You can use Array filter.
Here an example:
var array = ['com--test,LFutx9mQbTTyRo4A9Re5ksjdnfsI4cKN4q2,on', 'com--test,LFutx9mQbTTyRo4A9Re5ksjdnfsI4cKN4q2,off', 'com--fxtrimester,SEzlksdfMpW3FxkSbzL7eo5MmqkPczCl2,on', 'com--fxtrimester,LFutx9mQbTTyRoldksfns4A9Re5I4cKN4q2,on', 'com-fxtrimester,LFutx9mQbTTyRoldksfns4A9Re5I4cKN4q2,off', 'com--fxyear,SEzlksdfMpW3FxkSbzL7eo5MmqkPczCl2,on'];
function checkFilter(str) {
return str.indexOf('off') !== str.length - 3 || str.indexOf('co') !== 0;
}
function myFunction() {
document.getElementById("demo").innerHTML = array.filter(checkFilter);
}
You can test this code here http://www.w3schools.com/code/tryit.asp?filename=FBN71QBHVUS1
The doc http://www.w3schools.com/jsref/jsref_filter.asp
var data = ['com--test,LFutx9mQbTTyRo4A9Re5ksjdnfsI4cKN4q2,on',
'com--test,LFutx9mQbTTyRo4A9Re5ksjdnfsI4cKN4q2,off',
'com--fxtrimester,SEzlksdfMpW3FxkSbzL7eo5MmqkPczCl2,on',
'com--fxtrimester,LFutx9mQbTTyRoldksfns4A9Re5I4cKN4q2,on',
'com--fxtrimester,LFutx9mQbTTyRoldksfns4A9Re5I4cKN4q2,off',
'com--fxyear,SEzlksdfMpW3FxkSbzL7eo5MmqkPczCl2,on',
'com--fxyear,SEzlksdfMpksfhksfMmqkPczCl2,off'
];
// es6
// var output = data.filter(d => !(d.endsWith('off') && data.find(val => val.endsWith('on') && val.startsWith(d.substr(0, d.length - 3)))));
// es5
var output = data.filter(function(d) {
return !(d.indexOf('off') === d.length - 3 && data.filter(function(val) {
return val.indexOf('on') === val.length - 2 && val.indexOf(d.substr(0, d.length - 3)) === 0
}).length);
});
console.log(output);
If your array is not too long (if the efficiency is not so critical) then you can hack the .sort() function of the Array and get your desired output.

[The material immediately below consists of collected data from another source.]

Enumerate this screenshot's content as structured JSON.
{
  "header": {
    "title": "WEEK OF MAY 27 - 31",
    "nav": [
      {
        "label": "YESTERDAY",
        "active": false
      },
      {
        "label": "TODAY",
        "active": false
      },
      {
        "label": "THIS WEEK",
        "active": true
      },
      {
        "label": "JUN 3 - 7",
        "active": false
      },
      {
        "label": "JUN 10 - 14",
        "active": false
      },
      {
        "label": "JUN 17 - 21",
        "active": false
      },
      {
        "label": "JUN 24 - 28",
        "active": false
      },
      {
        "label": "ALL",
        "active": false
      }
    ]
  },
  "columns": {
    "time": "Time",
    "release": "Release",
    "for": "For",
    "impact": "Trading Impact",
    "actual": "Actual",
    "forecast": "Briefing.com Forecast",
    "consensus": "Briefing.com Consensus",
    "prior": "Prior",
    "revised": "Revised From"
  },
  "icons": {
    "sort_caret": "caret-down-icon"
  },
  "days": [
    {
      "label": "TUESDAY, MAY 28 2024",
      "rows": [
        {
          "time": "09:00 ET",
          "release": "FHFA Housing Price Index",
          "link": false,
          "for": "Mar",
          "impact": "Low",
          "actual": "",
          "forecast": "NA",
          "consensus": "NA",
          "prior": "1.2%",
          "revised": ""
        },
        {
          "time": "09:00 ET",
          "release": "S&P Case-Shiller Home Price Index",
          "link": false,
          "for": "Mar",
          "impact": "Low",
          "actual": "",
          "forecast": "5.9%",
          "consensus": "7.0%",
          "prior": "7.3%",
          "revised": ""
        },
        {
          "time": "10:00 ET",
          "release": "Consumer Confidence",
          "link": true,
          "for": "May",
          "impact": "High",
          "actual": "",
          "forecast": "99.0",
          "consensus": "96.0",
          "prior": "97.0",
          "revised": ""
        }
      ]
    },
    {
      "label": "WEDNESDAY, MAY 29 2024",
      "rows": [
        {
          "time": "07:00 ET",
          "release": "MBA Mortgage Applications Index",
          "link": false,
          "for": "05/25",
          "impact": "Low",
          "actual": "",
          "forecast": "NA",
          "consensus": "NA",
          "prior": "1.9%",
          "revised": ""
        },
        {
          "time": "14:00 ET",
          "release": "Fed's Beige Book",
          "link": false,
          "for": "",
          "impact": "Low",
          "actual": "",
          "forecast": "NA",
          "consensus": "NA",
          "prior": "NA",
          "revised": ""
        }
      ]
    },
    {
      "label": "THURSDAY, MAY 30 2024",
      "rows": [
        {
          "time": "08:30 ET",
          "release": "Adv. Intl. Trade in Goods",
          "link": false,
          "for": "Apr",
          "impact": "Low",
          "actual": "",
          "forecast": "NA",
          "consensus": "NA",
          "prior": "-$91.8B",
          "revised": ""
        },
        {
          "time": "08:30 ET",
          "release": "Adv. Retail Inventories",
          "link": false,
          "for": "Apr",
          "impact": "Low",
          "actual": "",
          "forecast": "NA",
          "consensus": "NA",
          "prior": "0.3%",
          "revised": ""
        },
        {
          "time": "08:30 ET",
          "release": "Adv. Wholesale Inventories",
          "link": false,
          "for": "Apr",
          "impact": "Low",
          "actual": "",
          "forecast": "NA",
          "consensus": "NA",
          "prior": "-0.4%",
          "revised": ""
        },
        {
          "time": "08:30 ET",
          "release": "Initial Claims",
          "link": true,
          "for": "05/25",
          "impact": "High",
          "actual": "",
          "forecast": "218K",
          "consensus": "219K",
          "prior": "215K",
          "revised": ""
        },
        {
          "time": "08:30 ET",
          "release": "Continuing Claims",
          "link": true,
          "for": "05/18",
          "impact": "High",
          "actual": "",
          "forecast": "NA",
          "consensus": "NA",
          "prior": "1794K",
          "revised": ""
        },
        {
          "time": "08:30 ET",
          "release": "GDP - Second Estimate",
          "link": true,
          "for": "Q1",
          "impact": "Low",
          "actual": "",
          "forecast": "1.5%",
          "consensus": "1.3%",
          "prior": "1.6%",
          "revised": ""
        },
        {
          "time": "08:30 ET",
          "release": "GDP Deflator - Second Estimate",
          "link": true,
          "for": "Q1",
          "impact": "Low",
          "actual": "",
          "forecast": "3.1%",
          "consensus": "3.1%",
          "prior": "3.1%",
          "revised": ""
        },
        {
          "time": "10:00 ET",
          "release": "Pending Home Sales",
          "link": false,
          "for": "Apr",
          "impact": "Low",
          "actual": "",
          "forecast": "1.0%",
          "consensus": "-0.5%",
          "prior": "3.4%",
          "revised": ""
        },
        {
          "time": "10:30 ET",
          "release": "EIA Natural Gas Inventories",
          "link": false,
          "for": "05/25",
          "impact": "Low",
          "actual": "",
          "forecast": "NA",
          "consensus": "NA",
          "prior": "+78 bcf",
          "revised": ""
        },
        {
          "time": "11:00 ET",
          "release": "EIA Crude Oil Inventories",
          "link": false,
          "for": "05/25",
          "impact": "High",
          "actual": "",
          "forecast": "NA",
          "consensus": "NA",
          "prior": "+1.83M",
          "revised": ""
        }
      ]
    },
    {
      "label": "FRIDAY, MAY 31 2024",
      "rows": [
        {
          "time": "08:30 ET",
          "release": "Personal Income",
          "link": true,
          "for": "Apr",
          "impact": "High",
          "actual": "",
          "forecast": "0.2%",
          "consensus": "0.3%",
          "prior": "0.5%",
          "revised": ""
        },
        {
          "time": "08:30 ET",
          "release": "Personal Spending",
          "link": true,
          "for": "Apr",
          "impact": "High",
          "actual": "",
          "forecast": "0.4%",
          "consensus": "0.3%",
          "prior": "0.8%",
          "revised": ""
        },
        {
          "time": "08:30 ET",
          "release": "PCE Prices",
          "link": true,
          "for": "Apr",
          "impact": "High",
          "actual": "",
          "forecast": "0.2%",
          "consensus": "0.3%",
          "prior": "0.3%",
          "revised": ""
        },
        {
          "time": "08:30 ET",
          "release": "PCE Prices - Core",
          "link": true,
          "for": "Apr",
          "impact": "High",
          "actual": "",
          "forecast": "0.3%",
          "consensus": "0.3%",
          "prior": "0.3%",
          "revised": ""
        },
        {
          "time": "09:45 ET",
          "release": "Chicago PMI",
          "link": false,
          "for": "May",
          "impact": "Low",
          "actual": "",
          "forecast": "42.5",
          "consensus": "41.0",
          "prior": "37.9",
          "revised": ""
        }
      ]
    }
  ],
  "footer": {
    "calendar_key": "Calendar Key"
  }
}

var arr = [ 'com--test,LFutx9mQbTTyRo4A9Re5ksjdnfsI4cKN4q2,on',
'com--test,LFutx9mQbTTyRo4A9Re5ksjdnfsI4cKN4q2,off',
'com--fxtrimester,SEzlksdfMpW3FxkSbzL7eo5MmqkPczCl2,on',
'com--fxtrimester,LFutx9mQbTTyRoldksfns4A9Re5I4cKN4q2,on',
'com--fxtrimester,LFutx9mQbTTyRoldksfns4A9Re5I4cKN4q2,off',
'com--fxyear,SEzlksdfMpW3FxkSbzL7eo5MmqkPczCl2,on',
'com--fxyear,SEzlksdfMpksfhksfMmqkPczCl2,off' ];
var removeOffOrOnFromStr = function(str){
return str.split(",", 2).toString()
}
var removeOffFromArray = function(arr, first, second){
var off = first;
if(second[second.length - 1] == "f"){
off = second;
}
arr.splice(arr.indexOf(off), 1)
}
var filtered = arr.slice()
arr.sort(function(first, second){
var removedOnOrOff1 = removeOffOrOnFromStr(first)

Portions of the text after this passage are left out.